21. Bölüm

4.6K 259 41
                                    

"Sırf o gülüyor diye güler mi bir insan?"

*****

"Ya kızım yine mi sen?"

Derin miydin Deniz mi? Karşımda bir gece yarısı rastladığım kız duruyordu. Bana attığı tekmeyi hatırlarak kaşlarımı çattım.

"Seninle bir daha karşılaşmamamız gerektiğini söylemiştim."

Ellerimi belime koyup alaycı bir şekilde güldüm.

"Dünya küçük işte güzelim. İnsan sevmediği insanlarla mutlaka yüzyüze geliyor."

Sevmediği kelimesini özel olarak vurgulamıştım. Hayatımda Ayça'dan sonra ilk defa bir kıza gıcık olmaya başlamıştım. Bilirsiniz genelde kızları severim.

"Çocuk çocuk cümleler kuruyorsun karşımda. Çocuk olduğun parka gelmenden belli zaten."

"Sen şuan podyumda mankenlik yapıyorsun sanki diyene bak."

Kaşlarını çattığında küçük bir kahkaha attım. Bu kızı sinirlendirmek hoşuma gidiyordu.

"Sen şimdi görür-"

Tam değerlime tekme atacağı sırada bacağını tutup kendime çektim. Fazlasıyla egzotik bir şekilde duruyorduk.

"Yemezler canım yemezler."

"Bacağımı bırakmazsan elini bi tarafına sokarım senin."

Daha çok kendime yaklaştırıp güldüm. Hayal dünyasında yaşıyordu bu kız.

"Dene bi istersen- ahh"

Kafama ağır darbe yememle kızı bırakıp yere düştüm. Kızda benim bırakmamla yere düşerken bana vuran kadına şaşkınca bakıyordu.

"Tüh terbiyesizler, ne yapıyorsunuz çocukların içinde?!"

Konuşan kadına baktığımda az önceki nine olduğunu anladım ve geri geri sürünmeye başladım.

"Nine sen yanlış anladın."

"Sus terbiyesiz, şimdi görürsünüz siz."

Demirden yapıldığını kafamda hissettiğim bastonunu havaya kaldırdığında hızla ayağa kalktım.
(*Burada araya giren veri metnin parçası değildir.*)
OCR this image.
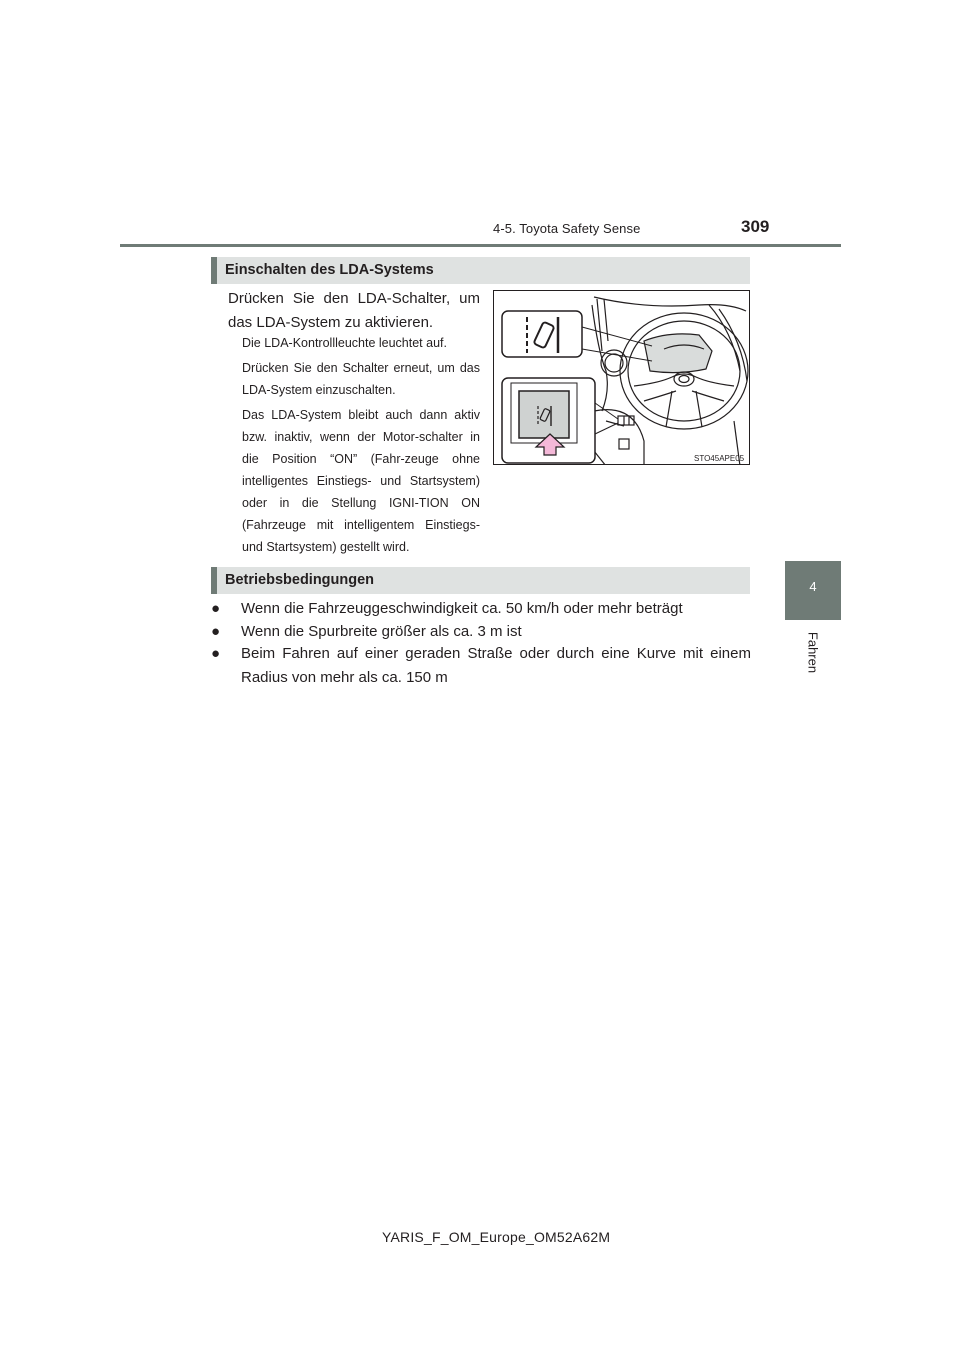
4-5. Toyota Safety Sense	309
4
Fahren
Einschalten des LDA-Systems
Drücken Sie den LDA-Schalter, um
das LDA-System zu aktivieren.
Die LDA-Kontrollleuchte leuchtet auf.
Drücken Sie den Schalter erneut, um das LDA-System einzuschalten.
Das LDA-System bleibt auch dann aktiv bzw. inaktiv, wenn der Motor-schalter in die Position “ON” (Fahr-zeuge ohne intelligentes Einstiegs- und Startsystem) oder in die Stellung IGNI-TION ON (Fahrzeuge mit intelligentem Einstiegs- und Startsystem) gestellt wird.
STO45APE05
Betriebsbedingungen
● Wenn die Fahrzeuggeschwindigkeit ca. 50 km/h oder mehr beträgt
● Wenn die Spurbreite größer als ca. 3 m ist
● Beim Fahren auf einer geraden Straße oder durch eine Kurve mit einem Radius von mehr als ca. 150 m
YARIS_F_OM_Europe_OM52A62M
Kız hala şaşkın bir biçimde bana bakarken elinden tuttuğum gibi onu da peşimden sürükledim. İşte şeytan diyor ki bırak dayak yesin ama, neyse. Kadına şiddete hayır. Ama nine erkeğede yaa!!

*****

"Tamam yeter artık!"

Kızdan duyduğum sesle köşeyi dönüp kızın elini bıraktım ve durup duvara yaslandım. Yaşlı maşlı demeyin iyi koşuyordu nine. Böyle giderse maratona bile katılabilirdi.

Kıza dönüp baktığımda dizlerine eğilmiş derin nefesler alıp veriyordu. Onu izlediğimi fark etmiş olmalı ki hızla doğruldu ve yüzüme bakmaya başladı.

"Hayatını kurtardım."

"Bende kaçabilirdim."

"Önemli değil canım."

Başımı sallayarak arkamı dönüp yürümeye başladım. Tabiiki de teşekkür etmeyecekti.

"Hey!"

Sesi duymamla duraksadım. Hatasını anlayıp özür dilemesini bekledim. Filmlerdeki gibi arkama bakmadan gidecektim sonra. Hep yapmak istediğim şey.

"Başın kanıyor."

Hay sıçay-  Ne, başım mı kanıyor? Elimi başıma götürdüğümde elime sıvı bir şeyin gelmesiyle donakaldım.